The Chinese troops have now withdrawn, demonstrating that India was wise not to overreact. After all, trade relations between the two countries are too important for either side to jeopardise. China became India's largest trading partner last year, with two-way commerce totalling US$66 billion (Dh242bn); a goal of $100 billion has been set for 2015.
Considering that, China's pushiness at the border is hard to understand. To be sure, tensions have frequently flared along the 4,057 kilometre border, where there was a war in 1962. In 2009, for example, China became vocal in its claims to parts of the Indian state of Arunachal Pradesh, a territory it claims is part of Tibet. Still, this spring's Chinese incursion was unexpected, and alarming.

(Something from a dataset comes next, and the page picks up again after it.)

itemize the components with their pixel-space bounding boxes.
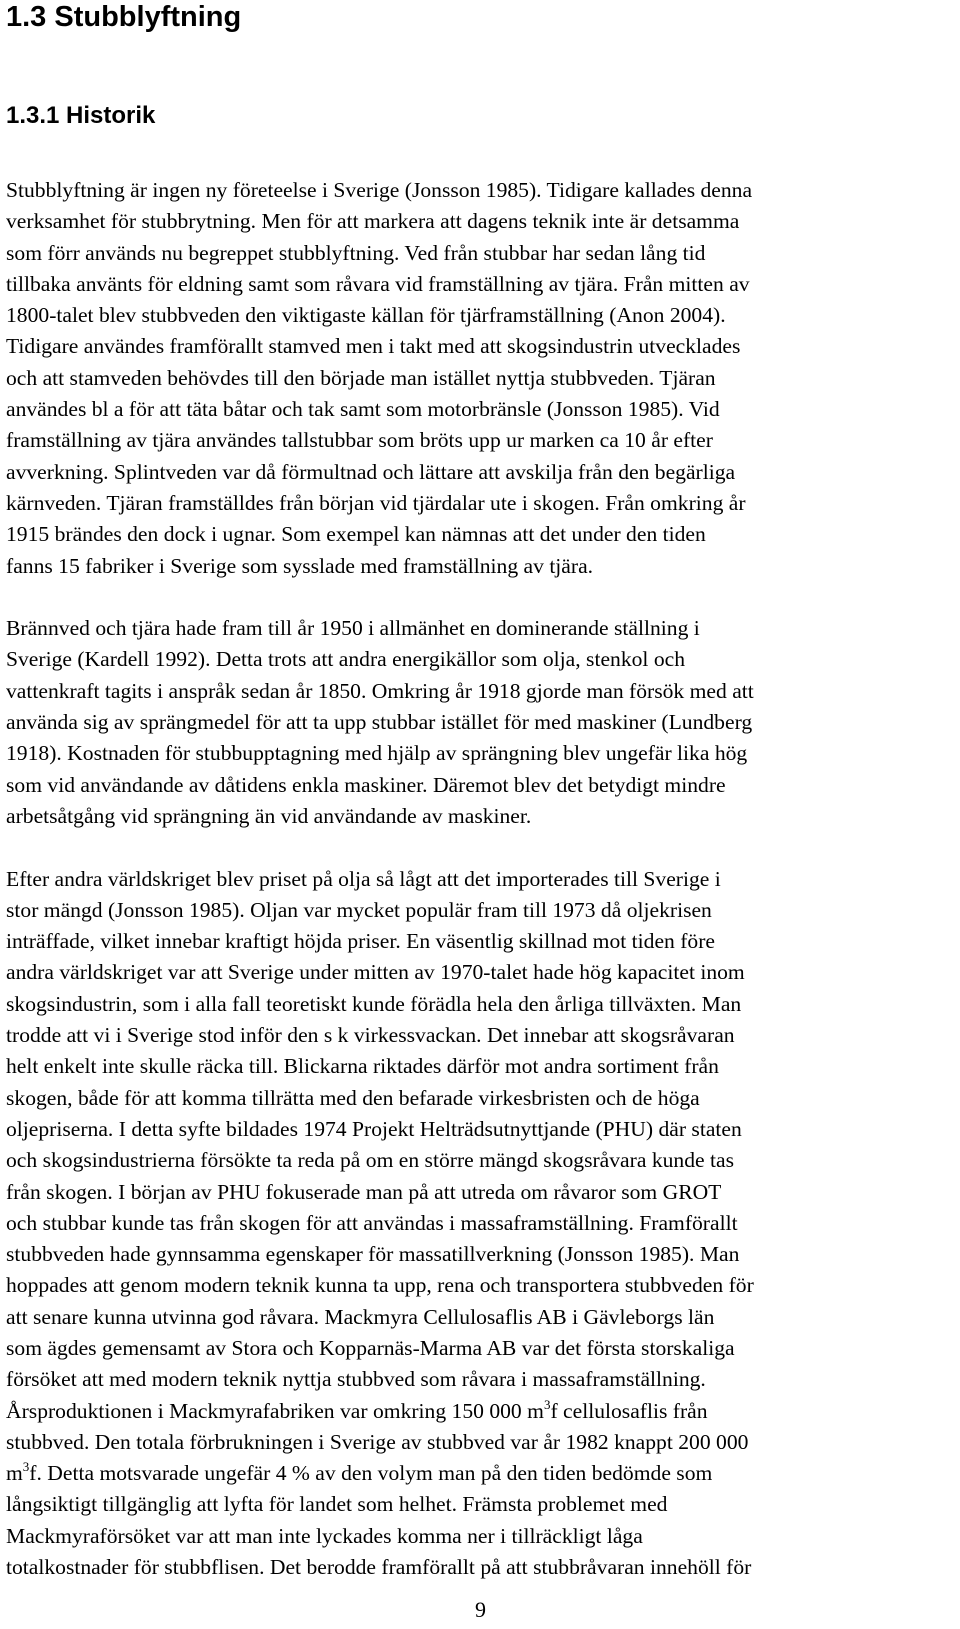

India is not the only neighbour to feel China's muscle-flexing in recent years. After long defining its "core interests" as Taiwan and Tibet, China is now asserting a whole range of territorial claims elsewhere, from Xinjiang to the South China Sea.
Some of these disputes with other countries appear to be resource-related, such as the squabble over the Spratly Islands. Such macho diplomacy is making China's neighbours increasingly nervous, a price the Chinese seem willing to pay to gain control of oil and other resources. But it is puzzling that China risked a wrangle with Indian over a barren, inaccessible scrap of Ladakh.
Whatever China's goals or methods may be in future, bilateral frictions of all kinds are natural in a $66 billion relationship between two important neighbours.
But the interdependence inherent in all that trade should impose, on both governments, a common-sense ability to manage the border, and all other bilateral issues, with prudence and ingenuity.